At the National Gallery, we looked at a different kind of crisis: the Italian Risorgimento. The secularization of the Church property and the breakup of aristocratic collections made the Renaissance paintings available. Sir Charles Eastlake, Director of the National Gallery from 1855, used connoisseurship, travel, and networks of agents, dealers, and scholars to compete for artworks and build the collection. Through the Gallery’s archives of travel diaries, correspondence, and financial records; we saw how collecting functioned as a strategic and political practice to bolster British national prestige.
The V&A introduced us to African “trophies of war” from British expeditions to Maqdala (Ethiopia, 1868), Kumasi (Asante, 1874), and Benin (Benin City, 1899). The objects were taken in acts of military violence entered the European market. These histories still shape the contemporary restitution debates about the power relations within imperial collecting practices.
Similarly, at The Petrie Museum at UCL, we learned about Egyptology, the antiquities market, archaeology and colonial powers. Excavation and extraction often overlapped, creating both legal and illicit pathways for objects from Egypt and Sudan to enter European collections under unequal colonial agreements and weak regulation. The session highlighted the difficulty of controlling this trade and the lasting consequences.

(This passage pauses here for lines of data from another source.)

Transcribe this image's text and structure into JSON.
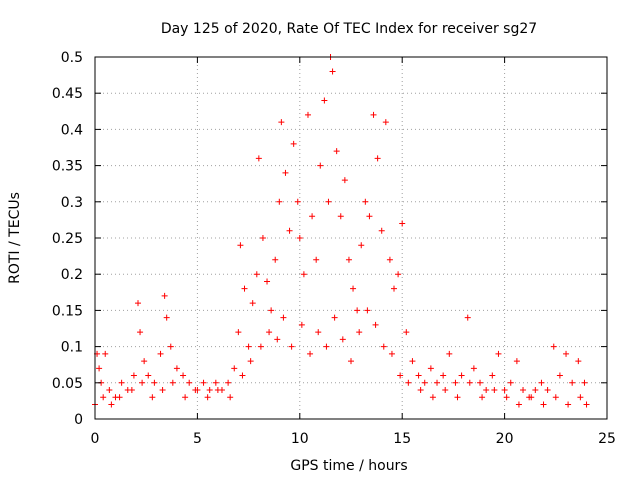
{
  "chart_data": {
    "type": "scatter",
    "title": "Day 125 of 2020, Rate Of TEC Index for receiver sg27",
    "xlabel": "GPS time / hours",
    "ylabel": "ROTI / TECUs",
    "xlim": [
      0,
      25
    ],
    "ylim": [
      0,
      0.5
    ],
    "xticks": [
      "0",
      "5",
      "10",
      "15",
      "20",
      "25"
    ],
    "yticks": [
      "0",
      "0.05",
      "0.1",
      "0.15",
      "0.2",
      "0.25",
      "0.3",
      "0.35",
      "0.4",
      "0.45",
      "0.5"
    ],
    "grid": true,
    "marker": "+",
    "color": "#ff0000",
    "series": [
      {
        "x": [
          0.1,
          0.2,
          0.3,
          0.5,
          0.7,
          1.0,
          1.3,
          1.6,
          1.9,
          2.1,
          2.2,
          2.4,
          2.6,
          2.9,
          3.2,
          3.4,
          3.5,
          3.7,
          4.0,
          4.3,
          4.6,
          5.0,
          5.3,
          5.6,
          5.9,
          6.2,
          6.5,
          6.8,
          7.0,
          7.1,
          7.3,
          7.5,
          7.7,
          7.9,
          8.0,
          8.2,
          8.4,
          8.6,
          8.8,
          9.0,
          9.1,
          9.3,
          9.5,
          9.7,
          9.9,
          10.0,
          10.2,
          10.4,
          10.6,
          10.8,
          11.0,
          11.2,
          11.4,
          11.5,
          11.6,
          11.8,
          12.0,
          12.2,
          12.4,
          12.6,
          12.8,
          13.0,
          13.2,
          13.4,
          13.6,
          13.8,
          14.0,
          14.2,
          14.4,
          14.6,
          14.8,
          15.0,
          15.2,
          15.5,
          15.8,
          16.1,
          16.4,
          16.7,
          17.0,
          17.3,
          17.6,
          17.9,
          18.2,
          18.5,
          18.8,
          19.1,
          19.4,
          19.7,
          20.0,
          20.3,
          20.6,
          20.9,
          21.2,
          21.5,
          21.8,
          22.1,
          22.4,
          22.7,
          23.0,
          23.3,
          23.6,
          23.9
        ],
        "y": [
          0.09,
          0.07,
          0.05,
          0.09,
          0.04,
          0.03,
          0.05,
          0.04,
          0.06,
          0.16,
          0.12,
          0.08,
          0.06,
          0.05,
          0.09,
          0.17,
          0.14,
          0.1,
          0.07,
          0.06,
          0.05,
          0.04,
          0.05,
          0.04,
          0.05,
          0.04,
          0.05,
          0.07,
          0.12,
          0.24,
          0.18,
          0.1,
          0.16,
          0.2,
          0.36,
          0.25,
          0.19,
          0.15,
          0.22,
          0.3,
          0.41,
          0.34,
          0.26,
          0.38,
          0.3,
          0.25,
          0.2,
          0.42,
          0.28,
          0.22,
          0.35,
          0.44,
          0.3,
          0.5,
          0.48,
          0.37,
          0.28,
          0.33,
          0.22,
          0.18,
          0.15,
          0.24,
          0.3,
          0.28,
          0.42,
          0.36,
          0.26,
          0.41,
          0.22,
          0.18,
          0.2,
          0.27,
          0.12,
          0.08,
          0.06,
          0.05,
          0.07,
          0.05,
          0.06,
          0.09,
          0.05,
          0.06,
          0.14,
          0.07,
          0.05,
          0.04,
          0.06,
          0.09,
          0.04,
          0.05,
          0.08,
          0.04,
          0.03,
          0.04,
          0.05,
          0.04,
          0.1,
          0.06,
          0.09,
          0.05,
          0.08,
          0.05
        ]
      },
      {
        "x": [
          0.0,
          0.4,
          0.8,
          1.2,
          1.8,
          2.3,
          2.8,
          3.3,
          3.8,
          4.4,
          4.9,
          5.5,
          6.0,
          6.6,
          7.2,
          7.6,
          8.1,
          8.5,
          8.9,
          9.2,
          9.6,
          10.1,
          10.5,
          10.9,
          11.3,
          11.7,
          12.1,
          12.5,
          12.9,
          13.3,
          13.7,
          14.1,
          14.5,
          14.9,
          15.3,
          15.9,
          16.5,
          17.1,
          17.7,
          18.3,
          18.9,
          19.5,
          20.1,
          20.7,
          21.3,
          21.9,
          22.5,
          23.1,
          23.7,
          24.0
        ],
        "y": [
          0.02,
          0.03,
          0.02,
          0.03,
          0.04,
          0.05,
          0.03,
          0.04,
          0.05,
          0.03,
          0.04,
          0.03,
          0.04,
          0.03,
          0.06,
          0.08,
          0.1,
          0.12,
          0.11,
          0.14,
          0.1,
          0.13,
          0.09,
          0.12,
          0.1,
          0.14,
          0.11,
          0.08,
          0.12,
          0.15,
          0.13,
          0.1,
          0.09,
          0.06,
          0.05,
          0.04,
          0.03,
          0.04,
          0.03,
          0.05,
          0.03,
          0.04,
          0.03,
          0.02,
          0.03,
          0.02,
          0.03,
          0.02,
          0.03,
          0.02
        ]
      }
    ]
  }
}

Perhaps, one of the most sobering sessions was at the Wiener Library, where we discussed ‘The Great Dispossession’, the systematic looting of Jewish property across Europe by the Nazi regime. Looting art was a central target because it was valuable, portable and symbolically powerful. After 1945, many looted works entered public museums through purchase or donations, while provenance records were incomplete or deliberately obscured, and restitution was slow or uneven. The archive made visible not only the scale of theft, but also the actors facilitating them such as dealers and institutions. The Library’s commitment to preservation and supporting restitution shows how archives can actively contribute to historical justice meanwhile the histories are still unresolved.
The course concluded by turning the lens back on the Courtauld. We reflected how the collection was shaped by twentieth-century crises, including significant benefactors like Count Antoine Seilern. He was an Austrian aristocrat and scholar who was forced to leave Vienna when the Nazis began looting Jewish collections. Seilern settled in London and later bequeathed his collection of drawings, including important Rubens sketches, to the Courtauld.
Throughout the term, the curators, provenance researchers, and librarians we met were incredibly generous in sharing their expertise and giving us access to archives and storage spaces. Based on what we learned, the collections are continuously negotiated through law, ethics, politics, and public accountability. As Dr. Stammers noted, this course examined how political forces “made and unmade” collections.
I now feel both better equipped and more compelled to question how collections come into being, whose histories they represent, and what responsibilities institutions carry today. The module gave me a renewed desire to continue visiting, studying, and critically engaging with other collections long after the term has ended.